Elon Musk Should Recognize Value of Investor Complaint

Elon Musk

Tesla stockholder Solomon Chau is not an enemy of CEO Elon Musk and his company despite filing a lawsuit. Instead, Chau is sending a protective warning signal as a call to risk management.

Chau names 11 board members and Musk in his suit. The petition alleges that Tesla breached its fiduciary duty by allowing and enabling a workplace culture of discrimination and harassment, which has resulted in loss of reputation and shareholder value.

Chau recognizes Tesla's management deficiencies and what needs to be done: responsibly raise standards of thinking and behavior within the organization and make critical improvements to governance and compliance in regards to workplace culture, respect employees and provide psychological safety. 

If Musk sees Chau's lawsuit in this manner rather than an attack on him personally, he can learn from it and do what is necessary to protect the company and shareholder value moving forward.

Musk is noted for his bravado when complaints come against him so while he will be advised by lawyers not to conduct himself in that manner, when he does communicate it can be expected that he will show himself to be unmoved by this assertion that his workplace is in some level of crisis management.

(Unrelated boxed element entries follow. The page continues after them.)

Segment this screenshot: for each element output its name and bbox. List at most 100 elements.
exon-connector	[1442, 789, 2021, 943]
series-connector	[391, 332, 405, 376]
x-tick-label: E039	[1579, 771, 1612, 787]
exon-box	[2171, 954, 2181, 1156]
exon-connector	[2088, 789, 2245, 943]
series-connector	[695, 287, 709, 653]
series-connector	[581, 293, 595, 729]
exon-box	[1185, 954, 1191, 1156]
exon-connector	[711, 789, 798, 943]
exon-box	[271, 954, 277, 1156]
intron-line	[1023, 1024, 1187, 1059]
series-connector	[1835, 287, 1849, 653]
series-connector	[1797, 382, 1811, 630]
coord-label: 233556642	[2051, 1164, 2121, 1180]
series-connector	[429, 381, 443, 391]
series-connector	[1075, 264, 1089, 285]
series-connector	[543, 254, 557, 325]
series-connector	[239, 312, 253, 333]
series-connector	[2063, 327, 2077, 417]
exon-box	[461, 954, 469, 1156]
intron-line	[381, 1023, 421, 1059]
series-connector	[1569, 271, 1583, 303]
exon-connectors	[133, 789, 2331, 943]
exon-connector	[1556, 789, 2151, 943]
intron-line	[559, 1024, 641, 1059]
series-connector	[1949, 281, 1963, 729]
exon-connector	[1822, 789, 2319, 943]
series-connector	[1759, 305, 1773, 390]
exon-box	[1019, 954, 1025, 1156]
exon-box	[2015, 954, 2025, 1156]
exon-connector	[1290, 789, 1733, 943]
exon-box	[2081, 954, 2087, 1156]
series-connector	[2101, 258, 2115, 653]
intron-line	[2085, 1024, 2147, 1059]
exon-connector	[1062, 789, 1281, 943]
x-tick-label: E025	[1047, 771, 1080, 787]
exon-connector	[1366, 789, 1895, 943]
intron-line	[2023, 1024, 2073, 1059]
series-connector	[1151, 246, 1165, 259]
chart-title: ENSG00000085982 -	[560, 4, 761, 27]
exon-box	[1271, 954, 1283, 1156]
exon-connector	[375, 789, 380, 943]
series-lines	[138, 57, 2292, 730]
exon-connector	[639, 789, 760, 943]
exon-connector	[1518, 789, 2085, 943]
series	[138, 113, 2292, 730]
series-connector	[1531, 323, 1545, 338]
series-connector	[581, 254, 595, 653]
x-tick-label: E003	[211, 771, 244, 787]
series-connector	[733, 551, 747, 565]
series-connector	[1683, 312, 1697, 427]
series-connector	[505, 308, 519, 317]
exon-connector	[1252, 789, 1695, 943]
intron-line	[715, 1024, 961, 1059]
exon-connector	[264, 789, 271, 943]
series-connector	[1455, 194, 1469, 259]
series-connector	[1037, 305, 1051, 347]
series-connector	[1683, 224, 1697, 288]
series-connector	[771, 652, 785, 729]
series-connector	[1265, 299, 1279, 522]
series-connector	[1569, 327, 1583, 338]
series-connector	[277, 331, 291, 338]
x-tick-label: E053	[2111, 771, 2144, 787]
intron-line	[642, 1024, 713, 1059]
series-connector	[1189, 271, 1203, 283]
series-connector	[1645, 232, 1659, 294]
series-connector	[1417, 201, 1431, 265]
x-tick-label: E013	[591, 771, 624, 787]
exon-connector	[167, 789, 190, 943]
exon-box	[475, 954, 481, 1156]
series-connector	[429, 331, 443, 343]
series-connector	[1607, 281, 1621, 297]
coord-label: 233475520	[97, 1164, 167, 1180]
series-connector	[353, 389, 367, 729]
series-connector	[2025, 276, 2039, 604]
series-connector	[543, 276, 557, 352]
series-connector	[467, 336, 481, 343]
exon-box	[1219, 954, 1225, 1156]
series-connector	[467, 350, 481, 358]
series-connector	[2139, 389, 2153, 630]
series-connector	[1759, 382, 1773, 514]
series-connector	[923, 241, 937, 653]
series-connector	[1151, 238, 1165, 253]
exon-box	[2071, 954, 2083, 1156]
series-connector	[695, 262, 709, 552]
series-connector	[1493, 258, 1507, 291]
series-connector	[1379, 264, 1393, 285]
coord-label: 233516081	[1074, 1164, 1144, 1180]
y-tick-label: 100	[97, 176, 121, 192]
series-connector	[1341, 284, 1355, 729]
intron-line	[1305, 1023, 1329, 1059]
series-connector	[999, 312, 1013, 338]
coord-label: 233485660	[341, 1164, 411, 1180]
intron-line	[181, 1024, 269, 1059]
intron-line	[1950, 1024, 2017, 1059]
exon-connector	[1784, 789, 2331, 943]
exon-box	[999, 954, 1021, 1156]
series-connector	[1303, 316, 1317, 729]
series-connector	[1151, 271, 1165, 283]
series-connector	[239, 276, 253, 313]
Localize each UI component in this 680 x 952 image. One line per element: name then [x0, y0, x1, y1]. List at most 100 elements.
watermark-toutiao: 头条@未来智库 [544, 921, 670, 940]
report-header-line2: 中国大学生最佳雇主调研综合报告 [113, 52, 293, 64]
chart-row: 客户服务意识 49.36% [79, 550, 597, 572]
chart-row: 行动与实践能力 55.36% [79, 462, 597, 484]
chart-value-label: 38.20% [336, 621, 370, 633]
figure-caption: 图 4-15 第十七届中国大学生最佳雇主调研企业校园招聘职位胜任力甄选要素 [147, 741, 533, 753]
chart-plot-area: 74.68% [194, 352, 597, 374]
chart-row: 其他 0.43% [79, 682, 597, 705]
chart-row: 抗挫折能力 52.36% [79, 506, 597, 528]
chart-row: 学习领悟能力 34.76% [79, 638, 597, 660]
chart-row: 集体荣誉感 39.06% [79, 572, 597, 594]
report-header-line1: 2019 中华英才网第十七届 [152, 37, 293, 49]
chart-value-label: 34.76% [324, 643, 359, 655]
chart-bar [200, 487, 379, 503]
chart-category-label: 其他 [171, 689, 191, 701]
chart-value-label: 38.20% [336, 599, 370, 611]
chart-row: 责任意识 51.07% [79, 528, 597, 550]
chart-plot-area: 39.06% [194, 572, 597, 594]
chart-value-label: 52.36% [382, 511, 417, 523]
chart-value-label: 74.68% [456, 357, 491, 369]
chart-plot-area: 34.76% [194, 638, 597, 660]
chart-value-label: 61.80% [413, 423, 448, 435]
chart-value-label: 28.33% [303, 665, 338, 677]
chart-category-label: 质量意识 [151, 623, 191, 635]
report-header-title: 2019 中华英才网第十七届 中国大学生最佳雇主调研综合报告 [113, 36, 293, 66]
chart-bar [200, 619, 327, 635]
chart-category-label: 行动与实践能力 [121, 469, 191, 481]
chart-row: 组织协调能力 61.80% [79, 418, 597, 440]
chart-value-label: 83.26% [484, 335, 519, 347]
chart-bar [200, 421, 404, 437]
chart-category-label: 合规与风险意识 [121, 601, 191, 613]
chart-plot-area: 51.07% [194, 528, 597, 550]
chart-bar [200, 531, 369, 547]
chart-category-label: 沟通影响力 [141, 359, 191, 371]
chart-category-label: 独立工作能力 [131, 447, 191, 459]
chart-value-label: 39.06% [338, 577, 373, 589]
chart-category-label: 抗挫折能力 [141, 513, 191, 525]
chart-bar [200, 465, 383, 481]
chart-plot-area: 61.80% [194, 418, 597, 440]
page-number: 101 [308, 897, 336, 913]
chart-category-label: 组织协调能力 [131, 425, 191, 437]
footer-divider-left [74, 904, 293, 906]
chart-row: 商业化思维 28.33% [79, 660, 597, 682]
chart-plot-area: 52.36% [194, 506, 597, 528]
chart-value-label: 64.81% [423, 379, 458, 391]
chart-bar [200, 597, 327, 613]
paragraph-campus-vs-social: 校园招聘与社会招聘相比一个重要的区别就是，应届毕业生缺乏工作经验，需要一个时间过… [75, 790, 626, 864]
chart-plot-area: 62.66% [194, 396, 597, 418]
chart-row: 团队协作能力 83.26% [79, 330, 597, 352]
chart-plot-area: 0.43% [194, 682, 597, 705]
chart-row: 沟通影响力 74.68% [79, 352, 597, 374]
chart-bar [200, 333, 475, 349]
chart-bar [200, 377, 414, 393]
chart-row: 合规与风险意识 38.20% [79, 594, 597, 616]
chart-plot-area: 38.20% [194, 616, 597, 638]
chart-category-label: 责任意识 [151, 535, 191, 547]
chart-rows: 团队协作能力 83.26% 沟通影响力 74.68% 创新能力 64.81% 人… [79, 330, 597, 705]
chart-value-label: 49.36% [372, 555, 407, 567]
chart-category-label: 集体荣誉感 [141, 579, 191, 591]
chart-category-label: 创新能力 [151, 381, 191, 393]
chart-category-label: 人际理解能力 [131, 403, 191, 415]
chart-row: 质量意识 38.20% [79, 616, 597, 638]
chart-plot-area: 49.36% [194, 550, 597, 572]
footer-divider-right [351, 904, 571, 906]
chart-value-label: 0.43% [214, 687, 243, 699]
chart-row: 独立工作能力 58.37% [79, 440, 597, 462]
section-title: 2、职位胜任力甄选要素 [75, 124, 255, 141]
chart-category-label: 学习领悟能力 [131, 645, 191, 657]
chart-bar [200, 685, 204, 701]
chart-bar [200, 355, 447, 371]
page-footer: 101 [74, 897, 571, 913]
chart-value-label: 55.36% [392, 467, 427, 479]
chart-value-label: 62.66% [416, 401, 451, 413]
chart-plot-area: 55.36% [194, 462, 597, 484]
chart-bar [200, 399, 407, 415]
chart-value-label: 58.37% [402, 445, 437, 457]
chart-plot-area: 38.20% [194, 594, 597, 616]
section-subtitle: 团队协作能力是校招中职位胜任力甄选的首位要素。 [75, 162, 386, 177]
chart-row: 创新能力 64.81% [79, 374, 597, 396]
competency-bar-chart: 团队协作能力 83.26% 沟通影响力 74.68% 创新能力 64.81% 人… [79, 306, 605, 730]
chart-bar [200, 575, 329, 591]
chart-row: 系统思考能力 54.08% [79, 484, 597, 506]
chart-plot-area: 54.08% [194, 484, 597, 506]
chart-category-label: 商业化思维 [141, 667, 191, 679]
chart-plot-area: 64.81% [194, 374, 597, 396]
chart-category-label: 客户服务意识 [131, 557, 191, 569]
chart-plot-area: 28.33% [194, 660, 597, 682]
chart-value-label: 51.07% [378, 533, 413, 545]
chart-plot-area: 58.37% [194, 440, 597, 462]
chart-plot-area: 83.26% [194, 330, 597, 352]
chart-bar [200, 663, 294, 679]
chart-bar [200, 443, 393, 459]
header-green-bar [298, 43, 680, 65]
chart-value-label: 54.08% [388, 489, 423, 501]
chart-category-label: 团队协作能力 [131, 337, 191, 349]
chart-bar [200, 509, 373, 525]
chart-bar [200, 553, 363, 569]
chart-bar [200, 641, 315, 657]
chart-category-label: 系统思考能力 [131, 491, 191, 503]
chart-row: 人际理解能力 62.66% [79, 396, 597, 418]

While it will be difficult for Musk to accept this criticism of Tesla's workplace environment, if he can bring himself to a state of humility, regret and curiosity, Chau's legal complaint can prove to become a catalyst for Musk's benefit and inspire a strong, sustained push for higher standards, tighter governance, improved compliance and a healthier workplace culture and reputation, thus protecting his company and investment in it. 

By doing so, Musk will be conducting more competent governance, compliance and thus, risk management.

That effort towards course correction would be more likely to succeed if the governance is daily, measured, analyzed daily and adjusted promptly when ethically needed.

Tesla can in addition, work to better develop top-down leadership by measuring them on how well they prevent the failures Chau's suit listed. Misconduct and enabling or empowering it must be stopped, without rationalizing and excuses.

Doing so will significantly improve company conduct and workplace culture for employees, therefore lessening the likelihood of future internal conflicts, whistleblowing, and lawsuits, and the subsequent negative media and social media coverage.

Musk need not thank Chau, and he likely won't, yet he can be appreciative, even if privately, for this push and opportunity to correct matters before risk escalates and the costs to defend and correct Tesla management dysfunction get exponentially higher, further damaging employee trust, labor relations, reputation and shareholder value.

Tesla would benefit from inviting in specialists to help it with what reliably works to assure a non-discriminatory and no-harassment culture and collaborate on designing and implementing a process and coaching leaders it in a manner that will work seamlessly. 

Leaders can't be expected to "just know" how to make it happen. They must be trained thoroughly in mindset and practice. Tesla could test them thoroughly for their views on their mindsets involving the behaviors that they tolerate, propagate and turn a blind eye towards. 

Tesla must govern daily with different sets of eyes, recording and examining observations and talking about them as a group, and do research to recognize and ethically respond to problems early. 

Respectful communication in organizations and compassionate listening and responses are not 'a given.' No one believes they are lacking in character, professionalism and skills. Observers experience unprofessional, bad behavior differently. 

Emotionally intelligent communication can be taught for healthy workplaces. 

It has to be taught to more people than would be expected. Until this happens, poor workplace cultures will create harm and be a stain on leadership and organizations and as Chau asserts, reputation and shareholder value.